For the past couple of days my acting career has been on the upswing. This time I am a cowboy in another movie you will likely never see. In fact, I will probably never see it.
The movie is supposed to be a comedy, and part of the humor (if I may be so bold) comes from the fact that most of the cowboys and cowgirls speak little or no English and learned their lines phonetically. Comprehensible is all they’re trying for, and usually they achieve that. Every once in a while they even get enough behind the lines to be convincing. It seems that only one of the czech actors bothered to study the script ahead of time, so in between scenes the writer/assistant director has to drill them on their lines, explain the meanings, and try to help them get a little emotion behind the words. I imagine he is getting frustrated, especially when one actor said, “I know not to study, because they will just change everything anyway.”
The story might even be funny if the lines were delivered well, but pretty girls is what the movie is really about, and the quality of the dialog will only be a footnote. My performance will be even less than that.
That’s not to say the movie won’t be successful. The budget is practically zero, and the ranch where we’re filming is very pretty, nestled up in the hills in a rural part of the Czech republic. Horses frolic in the pastures, and as far as I can tell the sun is always shining here. The real reason the film will succeed, however, is that is has lots of very pretty women in it, and they spend a lot of the time not wearing very much (always somehow when I’m not in the scene — when I’m around it’s all about riding horses and poorly-delivered dialog).
Friday, my first day on the set, was all about hurry up and wait. It didn’t start well; I spent an hour and a half at the train station waiting to be picked up, thinking about the casting for a commercial I was missing. Things got better when I reached the set, as I was able to set up the computer and work on my own stuff while waiting. I spent the entire day here, and “worked” for about fifteen minutes. Work involved standing and waving; then I was asked to ad lib something as the riders passed. Woo hoo! I put on a bit of Texan, spoke my piece, then headed back to the ranch house. A few hours later I was told I wasn’t needed any more that day.
Yesterday, Monday, was a different story. This was the day they shot most of the scenes that were called the “comedy” scenes, and I was in many of them. I had a few more lines, and once more I was asked to ad-lib to stretch out my part. “We need more blah-blah-blah,” was how the director put it. I blah-blah-blah’d to the satisfaction of those present and earned my pay. Little John (who had hooked me up for this job) was here also, and as always it was fun to hang out with him when we had breaks. It was a fun day.
Today is more like the first day. Once more I am needed to open a gate and make a comment to riders as they pass through. then I’m done. Transit time from Prague to the set and back is likely to be longer than the time I spend here (although they are running behind today). One other important event today is that I get paid.
Then I return home, cowboy no longer, and wait for the next little character role to happen my way.
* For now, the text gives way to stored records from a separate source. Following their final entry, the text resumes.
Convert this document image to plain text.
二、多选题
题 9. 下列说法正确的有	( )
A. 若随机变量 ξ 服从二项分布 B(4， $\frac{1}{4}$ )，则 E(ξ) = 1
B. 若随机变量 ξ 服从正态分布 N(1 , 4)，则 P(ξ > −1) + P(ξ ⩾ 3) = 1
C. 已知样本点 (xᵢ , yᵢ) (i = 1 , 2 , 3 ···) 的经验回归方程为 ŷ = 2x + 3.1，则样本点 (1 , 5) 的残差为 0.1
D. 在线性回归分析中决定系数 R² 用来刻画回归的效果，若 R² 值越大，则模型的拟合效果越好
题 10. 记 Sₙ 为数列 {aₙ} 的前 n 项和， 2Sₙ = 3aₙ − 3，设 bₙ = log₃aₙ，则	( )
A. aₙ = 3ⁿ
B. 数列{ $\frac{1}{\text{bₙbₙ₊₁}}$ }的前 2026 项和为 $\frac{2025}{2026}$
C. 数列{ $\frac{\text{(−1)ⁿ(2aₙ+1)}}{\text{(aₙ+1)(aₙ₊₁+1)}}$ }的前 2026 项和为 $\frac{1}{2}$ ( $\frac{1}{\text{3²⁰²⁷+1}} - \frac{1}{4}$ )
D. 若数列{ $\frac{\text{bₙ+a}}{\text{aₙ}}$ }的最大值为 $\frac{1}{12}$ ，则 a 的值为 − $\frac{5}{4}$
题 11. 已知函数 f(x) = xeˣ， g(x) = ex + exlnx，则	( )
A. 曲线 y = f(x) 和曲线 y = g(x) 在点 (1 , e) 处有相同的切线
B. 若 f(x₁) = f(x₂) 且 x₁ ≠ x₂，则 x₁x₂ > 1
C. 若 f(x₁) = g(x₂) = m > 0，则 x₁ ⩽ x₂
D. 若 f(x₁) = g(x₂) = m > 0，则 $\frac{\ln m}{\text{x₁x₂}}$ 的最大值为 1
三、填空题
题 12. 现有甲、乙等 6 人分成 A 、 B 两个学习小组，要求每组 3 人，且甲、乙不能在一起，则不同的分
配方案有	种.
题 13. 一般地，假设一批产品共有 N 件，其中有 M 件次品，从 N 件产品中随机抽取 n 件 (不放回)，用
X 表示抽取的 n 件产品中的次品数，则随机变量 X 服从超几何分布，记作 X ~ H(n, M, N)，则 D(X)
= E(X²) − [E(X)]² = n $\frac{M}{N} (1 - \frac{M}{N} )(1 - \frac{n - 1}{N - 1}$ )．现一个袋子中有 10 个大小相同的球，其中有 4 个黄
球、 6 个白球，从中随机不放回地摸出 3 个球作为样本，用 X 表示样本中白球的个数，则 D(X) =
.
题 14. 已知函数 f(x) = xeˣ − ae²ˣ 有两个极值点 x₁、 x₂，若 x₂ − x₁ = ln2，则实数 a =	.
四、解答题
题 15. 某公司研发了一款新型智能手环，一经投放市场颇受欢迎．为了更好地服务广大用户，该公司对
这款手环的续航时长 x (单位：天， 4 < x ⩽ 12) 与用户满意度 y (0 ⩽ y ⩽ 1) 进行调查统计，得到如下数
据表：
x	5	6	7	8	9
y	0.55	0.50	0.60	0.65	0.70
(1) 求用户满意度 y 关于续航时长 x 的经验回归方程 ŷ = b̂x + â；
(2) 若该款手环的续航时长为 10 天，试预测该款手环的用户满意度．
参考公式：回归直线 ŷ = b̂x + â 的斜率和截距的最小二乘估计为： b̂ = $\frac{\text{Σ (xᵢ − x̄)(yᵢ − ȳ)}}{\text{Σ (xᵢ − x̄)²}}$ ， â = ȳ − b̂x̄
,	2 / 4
…except even the best-laid plans sometimes don’t pan out. One of the other scenes went long, and I happened to be on hand while the director and writer tried to juggle things. Thus it came to pass that I told them I could come back tomorrow if it would help. It would, so I will. So, a pleasant-but-slow train ride to Beroun, lunch, and pay for a half-day, and in return I did… nothing. It’s a fair exchange, I think.